After Wednesday’s game, Boone said the team was still awaiting Torres’s test results. He had said Torres had already contracted the virus in December and had developed antibodies. The test results, which are checked by the committee, have been arriving at different times. Everyone in the Yankees’ traveling party, which is around 60 people, is being tested at least three times a day using polymerase chain reaction, saliva and rapid tests.
Even though several players and key staff members across M.L.B. have been reluctant to be vaccinated, the Yankees were among the five M.L.B. teams that reached the 85 percent threshold, the league and the players’ union said last week.

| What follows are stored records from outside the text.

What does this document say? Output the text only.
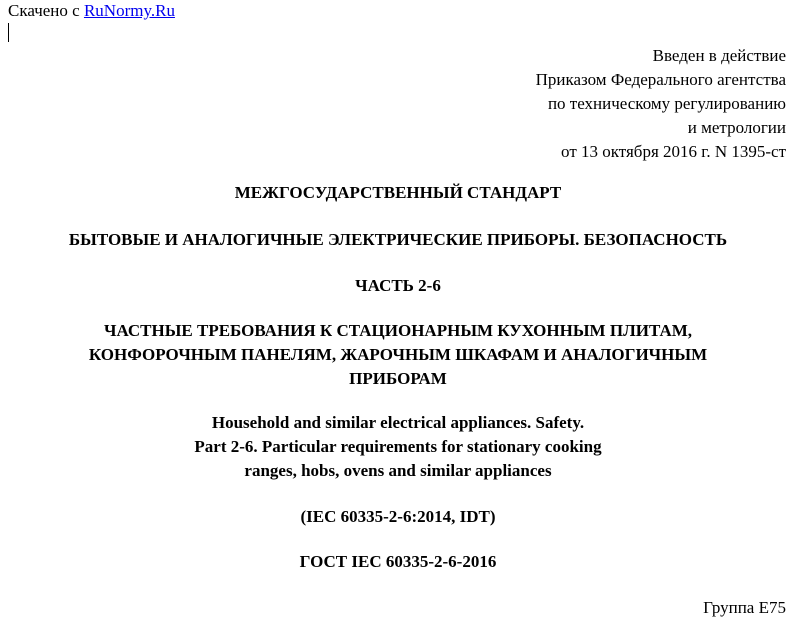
Скачено с RuNormy.Ru
Введен в действие
Приказом Федерального агентства
по техническому регулированию
и метрологии
от 13 октября 2016 г. N 1395-ст
МЕЖГОСУДАРСТВЕННЫЙ СТАНДАРТ
БЫТОВЫЕ И АНАЛОГИЧНЫЕ ЭЛЕКТРИЧЕСКИЕ ПРИБОРЫ. БЕЗОПАСНОСТЬ
ЧАСТЬ 2-6
ЧАСТНЫЕ ТРЕБОВАНИЯ К СТАЦИОНАРНЫМ КУХОННЫМ ПЛИТАМ,
КОНФОРОЧНЫМ ПАНЕЛЯМ, ЖАРОЧНЫМ ШКАФАМ И АНАЛОГИЧНЫМ
ПРИБОРАМ
Household and similar electrical appliances. Safety.
Part 2-6. Particular requirements for stationary cooking
ranges, hobs, ovens and similar appliances
(IEC 60335-2-6:2014, IDT)
ГОСТ IEC 60335-2-6-2016
Группа Е75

Another seven would join them once they have reached the two-week mark after which vaccine recipients are considered fully vaccinated.
The relaxed rules allow, among other things, going without masks in the dugout or the bullpen, indoor dining and visitors at the team hotel.
Even having earned the relaxed rules, the Yankees reverted to stricter mask wearing and distancing at Tropicana Field on Tuesday and Wednesday. Taillon said he had warmed up in the outfield on Wednesday afternoon, instead of in the weight room, because he had wanted to avoid confined spaces.
“For a little bit there, we thought we were past it with all the vaccines and just the time we were removed from our vaccines, past the two-week threshold,” he said.
He added later: “Since we were past that threshold, we weren’t wearing our masks the same way we were when we were forced to. For a little bit there, we were getting pretty comfortable, because that’s what the rules called for. Now, we’ll tighten it back up and hopefully everyone stays safe, and we can keep this thing rolling.”